Speaking on the BBC earlier, Mr Corbyn defended the changes he had made to the shadow cabinet, saying they had brought more "diversity" into his top team and he was "happy" with the new line-up.
"We have a team which is strong," he told Radio 4's Today.
"We have widened the shadow cabinet to represent the diversity of the country and the membership of the Parliamentary Labour Party.
"I am happy with it. We are moving on."
But the BBC's Carole Walker said the latest resignation underlined the difficulties Mr Corbyn was having in moulding a shadow cabinet in his own image and reconciling the difficulties that existed in the Labour party.
Reacting to her departure, shadow justice secretary Lord Falconer told the Daily Politics that Ms McKinnell had been an "incredibly effective" performer in her post and that she would be a loss to the shadow cabinet.
He said while it was inevitable that reshuffles were a "flashpoint for differences", the party had to pull together and move on.
Shadow Treasury minister Richard Burgon said the "vast majority of Labour MPs agree on the vast majority of things".
Ms McKinell has held a number of frontbench positions since entering Parliament at the 2010 election. As shadow attorney general, she was responsible for providing legal office to Mr Corbyn and senior colleagues.
In another development, Dewsbury MP Paula Sherriff has resigned as a ministerial aide to shadow communities secretary John Trickett.
She tweeted that she had stepped down to campaign against "Tory cuts" and to focus on her work on the health select committee.
Mr Corbyn was not present as Labour MPs gathered for the first time since the reshuffle on Monday evening.
Labour's general secretary, Iain McNicol, told the Parliamentary Labour Party meeting any change to the way the party makes policy would have to be agreed at its annual conference.
It follows Mr Corbyn's expressed desire to involve the wider party membership in policy-making.
At the next meeting, MPs are to put forward a motion that would remove his aide from the party's ruling National Executive Committee.
BBC political editor Laura Kuenssberg said some Labour MPs were unhappy at the position on the NEC - usually reserved for a backbench MP - being held by someone in Mr Corbyn's team.
If the motion is successful, the aide in question - Mr Corbyn's Parliamentary Private Secretary Steve Rotheram - would have to resign.
The motion says: "Rotheram is well liked, but removing him would free up a space on the committee, and his replacement would be chosen by a vote of Labour MPs, rather than the leader's office."

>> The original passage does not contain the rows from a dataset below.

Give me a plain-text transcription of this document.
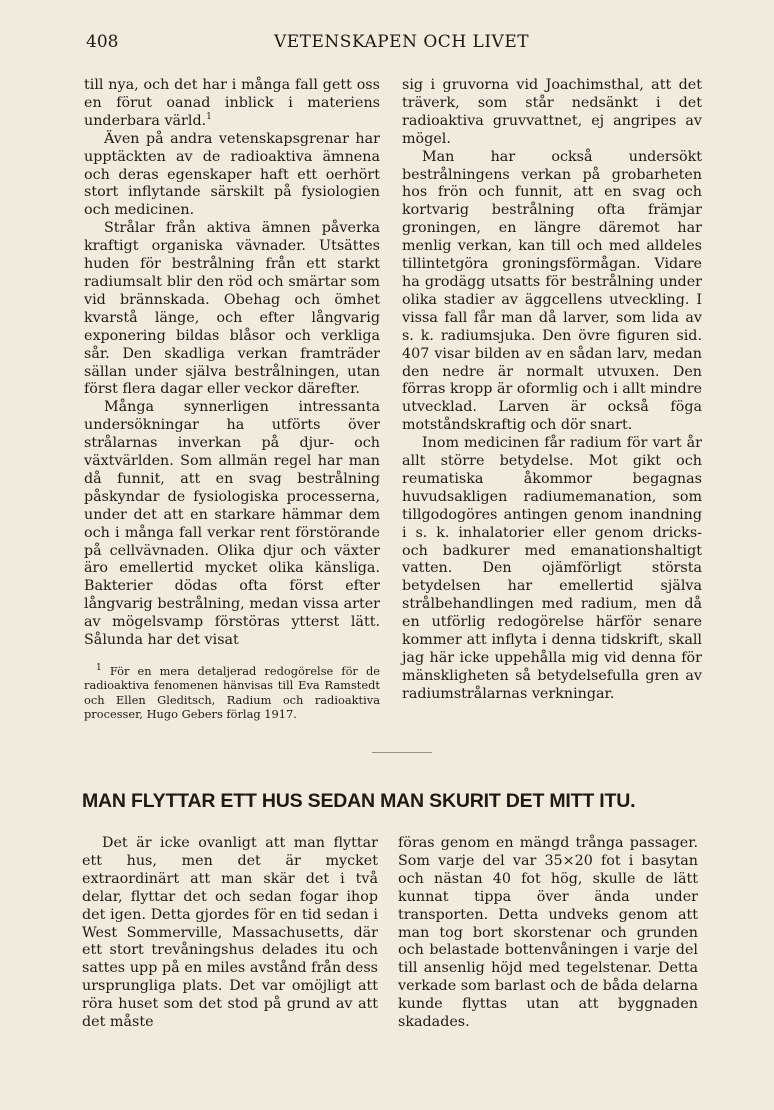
408	VETENSKAPEN OCH LIVET

till nya, och det har i många fall gett oss en förut oanad inblick i materiens underbara värld.$^1$

Även på andra vetenskapsgrenar har upptäckten av de radioaktiva ämnena och deras egenskaper haft ett oerhört stort inflytande särskilt på fysiologien och medicinen.

Strålar från aktiva ämnen påverka kraftigt organiska vävnader. Utsättes huden för bestrålning från ett starkt radiumsalt blir den röd och smärtar som vid brännskada. Obehag och ömhet kvarstå länge, och efter långvarig exponering bildas blåsor och verkliga sår. Den skadliga verkan framträder sällan under själva bestrålningen, utan först flera dagar eller veckor därefter.

Många synnerligen intressanta undersökningar ha utförts över strålarnas inverkan på djur- och växtvärlden. Som allmän regel har man då funnit, att en svag bestrålning påskyndar de fysiologiska processerna, under det att en starkare hämmar dem och i många fall verkar rent förstörande på cellvävnaden. Olika djur och växter äro emellertid mycket olika känsliga. Bakterier dödas ofta först efter långvarig bestrålning, medan vissa arter av mögelsvamp förstöras ytterst lätt. Sålunda har det visat

$^1$ För en mera detaljerad redogörelse för de radioaktiva fenomenen hänvisas till Eva Ramstedt och Ellen Gleditsch, Radium och radioaktiva processer, Hugo Gebers förlag 1917.

sig i gruvorna vid Joachimsthal, att det träverk, som står nedsänkt i det radioaktiva gruvvattnet, ej angripes av mögel.

Man har också undersökt bestrålningens verkan på grobarheten hos frön och funnit, att en svag och kortvarig bestrålning ofta främjar groningen, en längre däremot har menlig verkan, kan till och med alldeles tillintetgöra groningsförmågan. Vidare ha grodägg utsatts för bestrålning under olika stadier av äggcellens utveckling. I vissa fall får man då larver, som lida av s. k. radiumsjuka. Den övre figuren sid. 407 visar bilden av en sådan larv, medan den nedre är normalt utvuxen. Den förras kropp är oformlig och i allt mindre utvecklad. Larven är också föga motståndskraftig och dör snart.

Inom medicinen får radium för vart år allt större betydelse. Mot gikt och reumatiska åkommor begagnas huvudsakligen radiumemanation, som tillgodogöres antingen genom inandning i s. k. inhalatorier eller genom dricks- och badkurer med emanationshaltigt vatten. Den ojämförligt största betydelsen har emellertid själva strålbehandlingen med radium, men då en utförlig redogörelse härför senare kommer att inflyta i denna tidskrift, skall jag här icke uppehålla mig vid denna för mänskligheten så betydelsefulla gren av radiumstrålarnas verkningar.

MAN FLYTTAR ETT HUS SEDAN MAN SKURIT DET MITT ITU.

Det är icke ovanligt att man flyttar ett hus, men det är mycket extraordinärt att man skär det i två delar, flyttar det och sedan fogar ihop det igen. Detta gjordes för en tid sedan i West Sommerville, Massachusetts, där ett stort trevåningshus delades itu och sattes upp på en miles avstånd från dess ursprungliga plats. Det var omöjligt att röra huset som det stod på grund av att det måste

föras genom en mängd trånga passager. Som varje del var 35×20 fot i basytan och nästan 40 fot hög, skulle de lätt kunnat tippa över ända under transporten. Detta undveks genom att man tog bort skorstenar och grunden och belastade bottenvåningen i varje del till ansenlig höjd med tegelstenar. Detta verkade som barlast och de båda delarna kunde flyttas utan att byggnaden skadades.
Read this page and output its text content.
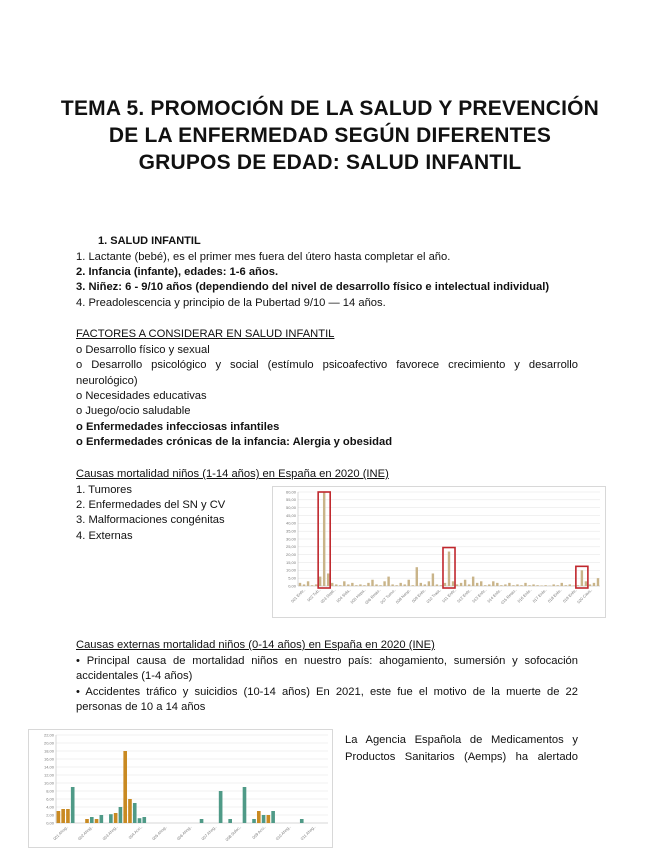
TEMA 5. PROMOCIÓN DE LA SALUD Y PREVENCIÓN DE LA ENFERMEDAD SEGÚN DIFERENTES GRUPOS DE EDAD: SALUD INFANTIL
1. SALUD INFANTIL
1. Lactante (bebé), es el primer mes fuera del útero hasta completar el año.
2. Infancia (infante), edades: 1-6 años.
3. Niñez: 6 - 9/10 años (dependiendo del nivel de desarrollo físico e intelectual individual)
4. Preadolescencia y principio de la Pubertad 9/10 — 14 años.
FACTORES A CONSIDERAR EN SALUD INFANTIL
o Desarrollo físico y sexual
o Desarrollo psicológico y social (estímulo psicoafectivo favorece crecimiento y desarrollo
neurológico)
o Necesidades educativas
o Juego/ocio saludable
o Enfermedades infecciosas infantiles
o Enfermedades crónicas de la infancia: Alergia y obesidad
Causas mortalidad niños (1-14 años) en España en 2020 (INE)
1. Tumores
2. Enfermedades del SN y CV
3. Malformaciones congénitas
4. Externas
0,00
5,00
10,00
15,00
20,00
25,00
30,00
35,00
40,00
45,00
50,00
55,00
60,00
001 Enfe.. 002 Tub..
003 Septi..
004 Sida..
005 Hepa..
006 Resto..
007 Tumo..
008 Neop..
009 Enfe..
010 Trast..
011 Enfe..
012 Enfe..
013 Enfe..
014 Enfe..
015 Resto..
016 Enfe..
017 Enfe..
018 Enfe..
019 Enfe..
020 Caus..
Causas externas mortalidad niños (0-14 años) en España en 2020 (INE)
• Principal causa de mortalidad niños en nuestro país: ahogamiento, sumersión y sofocación
accidentales (1-4 años)
• Accidentes tráfico y suicidios (10-14 años) En 2021, este fue el motivo de la muerte de 22
personas de 10 a 14 años
0,00
2,00
4,00
6,00
8,00
10,00
12,00
14,00
16,00
18,00
20,00
22,00
001 Ahog.. 002 Ahog.. 003 Ahog.. 004 Acci.. 005 Ahog.. 006 Ahog.. 007 Ahog.. 008 Sufoc.. 009 Acci.. 010 Ahog.. 011 Ahog..
La Agencia Española de Medicamentos y Productos Sanitarios (Aemps) ha alertado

The Labour leader is hoping to change his party's policy on one of the issues on which it is divided, the renewal of the UK's nuclear weapons system.
But there was a warning for his anti-Trident stance from Paul Kenny, of the GMB union, who said he would be asking tens of thousands of workers "what they think about the Labour Party effectively shutting down their jobs".
He told BBC Radio 4's The World at One unions would not go "quietly into the night" if the policy was changed.